Thursday night dinner was at the hotel. We had spaghetti, good, but not quite the New Orleans cuisine I was growing to love! We had a small service as we did every morning and then it was time for some more go group time. I really liked the way they had it this meeting set up.
Before we got started on the compliments we had a chance to go around the room and kinda wind down on how we felt about what happened that week in New Orleans. Did we have an 'aha' moment or a revelation, were we changed and how? I most definitely was and I completely spoke from my heart and brought my full self to the conversation. I can become very passionate. I know what I love about life and it's not working at US Bank 40 hours a week, it's not being single and living alone (well I do like that sometimes,) but it's helping, listening and providing something for others and photography, those are my two favorites and I got to do both all week and see some really amazing things come from it. So talking about my experiences with people I knew truly cared and were happy for me just felt so good. To see tears in my group's eyes as I talked about how I felt was comforting to know I wasn't just talking and people who were just waiting for their turn to talk. They wanted to know, wanted to listen, wanted to feel my experience. I too truly cared to know how this trip went for everyone in my group. I wanted to see how they've grown and what this experience had taught them so maybe I could learn even more.

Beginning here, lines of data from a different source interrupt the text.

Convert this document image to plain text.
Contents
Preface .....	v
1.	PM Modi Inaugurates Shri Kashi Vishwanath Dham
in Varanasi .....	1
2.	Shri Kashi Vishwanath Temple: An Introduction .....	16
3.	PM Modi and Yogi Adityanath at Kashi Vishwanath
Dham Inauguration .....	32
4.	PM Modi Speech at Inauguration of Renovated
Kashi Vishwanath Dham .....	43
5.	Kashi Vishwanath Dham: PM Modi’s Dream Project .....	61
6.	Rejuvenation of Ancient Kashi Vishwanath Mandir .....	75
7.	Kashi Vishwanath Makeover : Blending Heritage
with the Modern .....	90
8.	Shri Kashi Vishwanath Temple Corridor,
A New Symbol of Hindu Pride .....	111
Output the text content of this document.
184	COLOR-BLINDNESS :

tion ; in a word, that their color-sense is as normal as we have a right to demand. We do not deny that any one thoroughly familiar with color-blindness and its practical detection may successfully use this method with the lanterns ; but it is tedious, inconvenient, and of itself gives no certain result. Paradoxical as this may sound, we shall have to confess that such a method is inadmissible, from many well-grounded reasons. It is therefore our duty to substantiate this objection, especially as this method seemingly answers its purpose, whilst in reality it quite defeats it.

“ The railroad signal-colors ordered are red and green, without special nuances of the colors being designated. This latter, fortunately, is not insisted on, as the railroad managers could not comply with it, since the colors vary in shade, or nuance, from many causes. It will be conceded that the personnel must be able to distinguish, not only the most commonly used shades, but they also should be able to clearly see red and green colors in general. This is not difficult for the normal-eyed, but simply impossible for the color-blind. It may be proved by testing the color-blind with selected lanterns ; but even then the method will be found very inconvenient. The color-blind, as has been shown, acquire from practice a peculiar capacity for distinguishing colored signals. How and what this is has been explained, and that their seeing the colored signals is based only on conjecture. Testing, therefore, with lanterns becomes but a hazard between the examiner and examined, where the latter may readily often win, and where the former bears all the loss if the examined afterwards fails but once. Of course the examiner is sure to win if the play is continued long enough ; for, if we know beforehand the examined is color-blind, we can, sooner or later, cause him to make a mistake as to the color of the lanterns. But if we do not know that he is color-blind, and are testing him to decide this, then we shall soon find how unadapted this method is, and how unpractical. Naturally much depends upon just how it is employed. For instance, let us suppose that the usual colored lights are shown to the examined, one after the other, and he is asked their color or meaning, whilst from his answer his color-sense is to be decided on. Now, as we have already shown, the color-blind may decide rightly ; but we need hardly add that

After we had a chance to share our "aha" moments we were to go around in a circle and give our group members compliments. Things we noticed about them throughout the week that we admired or wanted to congratulate them on. It's weird. I have very many close friends. Ones that I admire for countless different reasons. Some that I've had for 10 plus years, and I may compliment them on looking pretty or having a new cute top or whatever it may be, but it's never as deep as we got during this meeting. It's something I want to make an effort to do with my friends back home. We were given stickers and with each compliment given a sticker was handed out. It made me feel really good to give and recieve these kind words. It was nice to hear things like, you're brave, you're strong, you're a good listener, you have great energy, you're a good friend, you're truly a good woman. I wish I could remember them all now but I can't. Some of them were especailly good to hear because I know they were things that I wanted to do. Things I wanted to become better at as a friend and to hear people notice them, I felt like I had improved some things about myself that I set out to do.